As I write this I’m down in Tulsa for another module class, Theology and Practice of Public Worship.    Sitting in the chapel one day, singing all kinds of songs from different faith traditions I was suddenly astounded by the wealth of diversity embodied on the stage and within the room.  We sang from the United Methodist hymnal, the Disciples of Christ hymnal, the Presbyterian hymnal, and the United Church of Christ hymnal.  We sang “The Days of Elijah,” with a mix of young and old, gay and straight, black and white leading us in singing.  In this space were Disciples of Christ, Methodists, Unitarian/Universalist, Baptists, and even an atheist and together we sang an African American spiritual, with an African American woman singing a descant to the song “Thank You Lord,” while accompanied by an older female pianist and a young male guitarist. It was awesome! I was so amazed at the diversity of PTS, such a rich, vibrant, and diverse community which brings such a spiritual richness.

I know there are some out there who do not value or appreciate diversity, I know there are some who don’t welcome thoughts or opinions that conflict with their own, and I know to some the thought of an atheist being enrolled in seminar y is simply heretical.  Well, I’m sorry for you, because you’re totally missing out.   Every time I am on campus (physically or electronically) I am stretched, challenged, pushed, prodded, amazed, and impressed by the different perspectives available to me.  This incredible, rich, beautiful diversity only enhances my educational experience.

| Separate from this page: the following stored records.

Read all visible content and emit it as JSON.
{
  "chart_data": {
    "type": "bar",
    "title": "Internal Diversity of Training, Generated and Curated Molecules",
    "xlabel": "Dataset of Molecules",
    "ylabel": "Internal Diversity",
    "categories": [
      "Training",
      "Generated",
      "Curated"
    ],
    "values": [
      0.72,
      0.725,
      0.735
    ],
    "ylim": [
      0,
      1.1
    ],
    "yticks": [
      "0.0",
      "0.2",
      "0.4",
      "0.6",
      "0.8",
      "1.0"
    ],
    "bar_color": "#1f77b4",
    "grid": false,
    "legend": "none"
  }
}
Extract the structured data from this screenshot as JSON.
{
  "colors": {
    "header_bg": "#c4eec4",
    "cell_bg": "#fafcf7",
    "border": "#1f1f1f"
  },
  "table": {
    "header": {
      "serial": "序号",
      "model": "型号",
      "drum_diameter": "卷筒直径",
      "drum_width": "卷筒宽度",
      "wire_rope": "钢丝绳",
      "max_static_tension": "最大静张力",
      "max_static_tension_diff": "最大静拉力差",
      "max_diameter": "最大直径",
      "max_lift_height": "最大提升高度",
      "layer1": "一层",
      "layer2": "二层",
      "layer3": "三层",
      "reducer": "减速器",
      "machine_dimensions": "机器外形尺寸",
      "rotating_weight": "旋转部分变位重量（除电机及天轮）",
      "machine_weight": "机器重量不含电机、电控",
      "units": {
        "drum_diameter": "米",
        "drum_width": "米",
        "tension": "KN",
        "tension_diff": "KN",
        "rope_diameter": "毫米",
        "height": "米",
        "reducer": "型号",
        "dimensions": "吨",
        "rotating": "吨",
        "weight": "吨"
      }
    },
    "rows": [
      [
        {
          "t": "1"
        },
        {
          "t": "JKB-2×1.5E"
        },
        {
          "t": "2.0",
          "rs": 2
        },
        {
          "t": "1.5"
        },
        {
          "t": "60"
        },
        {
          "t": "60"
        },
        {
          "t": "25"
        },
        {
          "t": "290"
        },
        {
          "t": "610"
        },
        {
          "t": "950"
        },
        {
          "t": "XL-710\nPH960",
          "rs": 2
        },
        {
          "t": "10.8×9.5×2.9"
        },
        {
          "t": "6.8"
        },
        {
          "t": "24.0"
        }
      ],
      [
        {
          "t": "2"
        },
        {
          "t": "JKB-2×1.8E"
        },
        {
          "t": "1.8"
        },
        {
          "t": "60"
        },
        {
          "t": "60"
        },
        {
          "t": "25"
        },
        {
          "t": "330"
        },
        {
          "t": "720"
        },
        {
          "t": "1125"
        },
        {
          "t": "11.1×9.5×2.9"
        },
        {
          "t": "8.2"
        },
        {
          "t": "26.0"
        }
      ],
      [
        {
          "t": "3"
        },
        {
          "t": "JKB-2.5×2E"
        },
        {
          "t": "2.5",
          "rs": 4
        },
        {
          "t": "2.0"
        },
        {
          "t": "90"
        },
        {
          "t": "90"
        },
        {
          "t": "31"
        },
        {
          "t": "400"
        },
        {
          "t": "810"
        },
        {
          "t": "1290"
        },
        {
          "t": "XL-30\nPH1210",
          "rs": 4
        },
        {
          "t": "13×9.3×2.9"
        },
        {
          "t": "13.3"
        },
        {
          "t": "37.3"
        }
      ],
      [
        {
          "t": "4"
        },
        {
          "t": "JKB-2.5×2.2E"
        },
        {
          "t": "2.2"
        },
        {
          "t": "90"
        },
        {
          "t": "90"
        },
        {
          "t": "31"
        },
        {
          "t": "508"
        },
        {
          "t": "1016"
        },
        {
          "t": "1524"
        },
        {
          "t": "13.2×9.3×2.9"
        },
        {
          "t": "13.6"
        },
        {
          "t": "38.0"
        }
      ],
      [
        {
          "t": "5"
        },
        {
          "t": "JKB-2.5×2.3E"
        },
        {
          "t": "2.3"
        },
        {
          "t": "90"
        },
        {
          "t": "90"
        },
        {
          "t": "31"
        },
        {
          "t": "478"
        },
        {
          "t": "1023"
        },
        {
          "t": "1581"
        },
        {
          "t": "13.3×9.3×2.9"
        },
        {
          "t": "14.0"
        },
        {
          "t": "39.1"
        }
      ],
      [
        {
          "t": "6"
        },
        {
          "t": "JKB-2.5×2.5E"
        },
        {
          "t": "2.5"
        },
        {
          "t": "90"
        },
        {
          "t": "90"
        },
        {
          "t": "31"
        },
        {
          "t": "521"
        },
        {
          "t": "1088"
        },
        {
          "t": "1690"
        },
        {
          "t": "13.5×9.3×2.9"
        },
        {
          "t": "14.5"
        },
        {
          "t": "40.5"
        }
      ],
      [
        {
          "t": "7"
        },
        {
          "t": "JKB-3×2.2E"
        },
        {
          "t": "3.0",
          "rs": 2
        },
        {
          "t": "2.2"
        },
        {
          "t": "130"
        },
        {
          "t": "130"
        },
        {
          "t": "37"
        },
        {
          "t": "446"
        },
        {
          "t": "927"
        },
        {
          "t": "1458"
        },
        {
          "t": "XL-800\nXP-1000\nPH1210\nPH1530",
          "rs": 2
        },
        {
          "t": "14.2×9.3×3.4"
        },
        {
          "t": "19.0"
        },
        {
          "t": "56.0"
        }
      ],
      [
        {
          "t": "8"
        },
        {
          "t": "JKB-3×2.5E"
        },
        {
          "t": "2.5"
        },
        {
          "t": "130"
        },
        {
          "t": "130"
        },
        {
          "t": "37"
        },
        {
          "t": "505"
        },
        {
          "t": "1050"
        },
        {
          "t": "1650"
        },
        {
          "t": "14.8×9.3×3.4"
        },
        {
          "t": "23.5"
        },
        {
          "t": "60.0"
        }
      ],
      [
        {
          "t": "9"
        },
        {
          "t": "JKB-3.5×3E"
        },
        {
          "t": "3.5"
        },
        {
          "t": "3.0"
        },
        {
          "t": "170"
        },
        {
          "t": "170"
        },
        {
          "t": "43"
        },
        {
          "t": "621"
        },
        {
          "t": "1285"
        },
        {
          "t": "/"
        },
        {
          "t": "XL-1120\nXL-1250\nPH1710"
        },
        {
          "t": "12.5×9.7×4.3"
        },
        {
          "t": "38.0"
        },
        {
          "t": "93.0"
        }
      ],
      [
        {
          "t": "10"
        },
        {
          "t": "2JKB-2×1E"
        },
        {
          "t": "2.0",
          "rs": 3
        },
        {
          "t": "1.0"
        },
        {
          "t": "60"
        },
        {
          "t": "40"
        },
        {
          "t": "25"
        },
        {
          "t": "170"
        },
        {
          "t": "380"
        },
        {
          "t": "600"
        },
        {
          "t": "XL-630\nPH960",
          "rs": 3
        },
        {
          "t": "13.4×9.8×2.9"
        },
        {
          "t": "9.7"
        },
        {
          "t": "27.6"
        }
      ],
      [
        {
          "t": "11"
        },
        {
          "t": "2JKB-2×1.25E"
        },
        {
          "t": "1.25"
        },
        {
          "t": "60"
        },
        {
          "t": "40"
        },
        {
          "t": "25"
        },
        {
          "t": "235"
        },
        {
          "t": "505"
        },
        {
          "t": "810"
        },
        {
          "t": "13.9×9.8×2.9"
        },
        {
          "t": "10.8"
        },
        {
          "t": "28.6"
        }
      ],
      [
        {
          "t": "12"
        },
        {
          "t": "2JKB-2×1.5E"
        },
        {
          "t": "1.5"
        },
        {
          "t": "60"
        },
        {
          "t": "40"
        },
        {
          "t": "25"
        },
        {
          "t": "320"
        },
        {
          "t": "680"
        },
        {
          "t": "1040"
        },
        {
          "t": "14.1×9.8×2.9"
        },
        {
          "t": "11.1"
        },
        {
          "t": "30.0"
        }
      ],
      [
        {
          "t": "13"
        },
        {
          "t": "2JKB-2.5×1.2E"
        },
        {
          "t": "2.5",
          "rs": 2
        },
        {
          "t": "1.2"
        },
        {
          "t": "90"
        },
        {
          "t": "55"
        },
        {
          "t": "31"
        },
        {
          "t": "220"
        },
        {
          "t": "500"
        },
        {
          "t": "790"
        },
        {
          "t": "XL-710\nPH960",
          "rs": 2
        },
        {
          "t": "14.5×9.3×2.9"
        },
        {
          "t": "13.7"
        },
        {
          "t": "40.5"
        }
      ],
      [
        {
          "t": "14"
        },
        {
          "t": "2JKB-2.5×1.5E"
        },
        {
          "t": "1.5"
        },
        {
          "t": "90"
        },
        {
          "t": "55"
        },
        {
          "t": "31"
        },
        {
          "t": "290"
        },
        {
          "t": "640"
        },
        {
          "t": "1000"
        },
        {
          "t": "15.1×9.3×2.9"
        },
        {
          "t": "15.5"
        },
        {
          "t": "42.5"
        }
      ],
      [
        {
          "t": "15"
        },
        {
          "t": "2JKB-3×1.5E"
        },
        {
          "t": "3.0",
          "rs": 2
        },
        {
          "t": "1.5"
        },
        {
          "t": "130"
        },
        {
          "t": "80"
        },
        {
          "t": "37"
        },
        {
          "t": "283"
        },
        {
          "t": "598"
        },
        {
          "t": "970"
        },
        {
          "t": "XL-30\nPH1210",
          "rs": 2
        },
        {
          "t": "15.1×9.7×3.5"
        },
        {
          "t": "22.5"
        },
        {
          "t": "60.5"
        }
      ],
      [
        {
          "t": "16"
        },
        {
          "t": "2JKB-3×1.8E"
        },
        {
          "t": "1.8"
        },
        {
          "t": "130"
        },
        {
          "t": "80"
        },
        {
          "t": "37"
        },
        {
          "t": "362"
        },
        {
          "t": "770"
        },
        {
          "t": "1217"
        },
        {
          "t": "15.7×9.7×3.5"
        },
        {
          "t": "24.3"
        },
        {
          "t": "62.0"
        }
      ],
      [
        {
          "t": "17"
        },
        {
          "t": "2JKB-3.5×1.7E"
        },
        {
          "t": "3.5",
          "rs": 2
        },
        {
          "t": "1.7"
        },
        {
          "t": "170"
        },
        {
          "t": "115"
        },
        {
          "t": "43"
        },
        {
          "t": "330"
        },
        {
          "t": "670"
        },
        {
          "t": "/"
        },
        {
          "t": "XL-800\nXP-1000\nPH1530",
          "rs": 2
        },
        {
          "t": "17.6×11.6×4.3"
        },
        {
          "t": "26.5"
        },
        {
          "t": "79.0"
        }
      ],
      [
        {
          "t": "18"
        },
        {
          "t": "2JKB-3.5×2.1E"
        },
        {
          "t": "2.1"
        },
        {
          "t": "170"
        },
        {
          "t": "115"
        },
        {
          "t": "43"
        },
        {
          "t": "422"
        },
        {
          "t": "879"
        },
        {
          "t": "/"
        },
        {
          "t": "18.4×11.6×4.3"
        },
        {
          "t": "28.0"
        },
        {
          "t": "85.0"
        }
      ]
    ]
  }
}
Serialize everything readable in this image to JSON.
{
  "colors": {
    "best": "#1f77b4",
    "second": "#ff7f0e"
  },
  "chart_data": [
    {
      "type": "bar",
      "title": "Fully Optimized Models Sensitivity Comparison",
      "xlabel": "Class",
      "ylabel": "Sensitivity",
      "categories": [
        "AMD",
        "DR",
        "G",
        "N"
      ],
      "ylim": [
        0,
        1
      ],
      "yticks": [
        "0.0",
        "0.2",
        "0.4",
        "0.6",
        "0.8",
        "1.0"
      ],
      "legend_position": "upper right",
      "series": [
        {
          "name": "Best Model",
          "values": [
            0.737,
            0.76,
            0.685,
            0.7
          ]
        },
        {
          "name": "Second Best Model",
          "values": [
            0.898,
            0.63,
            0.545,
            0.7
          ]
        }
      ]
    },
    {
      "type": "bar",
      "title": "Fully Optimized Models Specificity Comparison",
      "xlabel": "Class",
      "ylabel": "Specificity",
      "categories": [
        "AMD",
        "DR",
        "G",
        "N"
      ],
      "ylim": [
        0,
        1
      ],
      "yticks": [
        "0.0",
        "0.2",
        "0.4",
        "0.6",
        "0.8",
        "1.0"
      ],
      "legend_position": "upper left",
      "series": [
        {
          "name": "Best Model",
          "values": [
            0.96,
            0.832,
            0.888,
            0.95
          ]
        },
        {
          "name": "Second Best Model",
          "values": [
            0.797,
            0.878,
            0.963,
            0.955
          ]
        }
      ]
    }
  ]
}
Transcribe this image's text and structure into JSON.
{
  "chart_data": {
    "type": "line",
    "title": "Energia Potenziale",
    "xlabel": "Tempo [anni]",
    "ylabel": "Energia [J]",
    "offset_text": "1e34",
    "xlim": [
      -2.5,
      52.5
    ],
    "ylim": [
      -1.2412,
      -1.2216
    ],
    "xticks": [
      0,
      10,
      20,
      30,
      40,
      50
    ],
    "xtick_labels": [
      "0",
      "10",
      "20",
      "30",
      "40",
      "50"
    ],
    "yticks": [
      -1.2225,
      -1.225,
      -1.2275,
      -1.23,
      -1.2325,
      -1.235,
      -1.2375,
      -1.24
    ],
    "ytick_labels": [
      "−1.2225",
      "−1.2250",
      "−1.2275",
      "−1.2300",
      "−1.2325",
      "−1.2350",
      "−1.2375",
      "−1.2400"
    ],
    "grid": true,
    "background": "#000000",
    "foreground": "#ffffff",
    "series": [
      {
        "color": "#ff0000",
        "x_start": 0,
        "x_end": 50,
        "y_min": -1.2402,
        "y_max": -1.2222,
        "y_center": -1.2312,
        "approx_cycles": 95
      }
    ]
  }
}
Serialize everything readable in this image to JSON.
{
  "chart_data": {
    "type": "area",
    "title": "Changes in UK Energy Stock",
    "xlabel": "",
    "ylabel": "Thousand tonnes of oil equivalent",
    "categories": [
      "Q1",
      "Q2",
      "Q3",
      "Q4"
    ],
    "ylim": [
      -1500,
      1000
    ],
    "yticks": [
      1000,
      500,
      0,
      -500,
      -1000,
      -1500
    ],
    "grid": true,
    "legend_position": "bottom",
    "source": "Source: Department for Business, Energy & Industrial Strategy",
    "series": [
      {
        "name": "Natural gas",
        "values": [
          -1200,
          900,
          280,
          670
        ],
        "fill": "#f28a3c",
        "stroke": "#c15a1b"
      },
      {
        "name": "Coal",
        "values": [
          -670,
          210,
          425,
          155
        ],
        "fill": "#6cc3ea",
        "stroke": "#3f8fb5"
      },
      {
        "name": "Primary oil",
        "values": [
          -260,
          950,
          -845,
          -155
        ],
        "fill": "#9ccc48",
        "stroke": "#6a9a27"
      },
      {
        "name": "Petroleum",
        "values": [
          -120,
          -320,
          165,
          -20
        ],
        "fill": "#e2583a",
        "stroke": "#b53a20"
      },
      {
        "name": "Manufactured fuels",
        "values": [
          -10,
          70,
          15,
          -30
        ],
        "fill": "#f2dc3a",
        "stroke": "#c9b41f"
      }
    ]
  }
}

If you want to maintain your culture, your perspective that’s great, but participating or even allowing the perspectives of others will not hinder yours.  To maintain your own culture, simply keep practicing it.  Celebrate family traditions, cultural holidays, and long held practices; allowing someone to practice their own culture shouldn’t affect the practice of your own.  Perhaps even observing or participating in another cultural practice might even make you more aware and interested in the cultural practices of your own group.   The slow, gradual loss of American culture is not the fault of multiculturalism; it is the result of our own disregard for our history and traditions.  When we reclaim those practices, while celebrating the culture of others, America will be a picture of distinct yet adjacent cultures living in peace and harmony with one another; and it will be a very beautiful thing.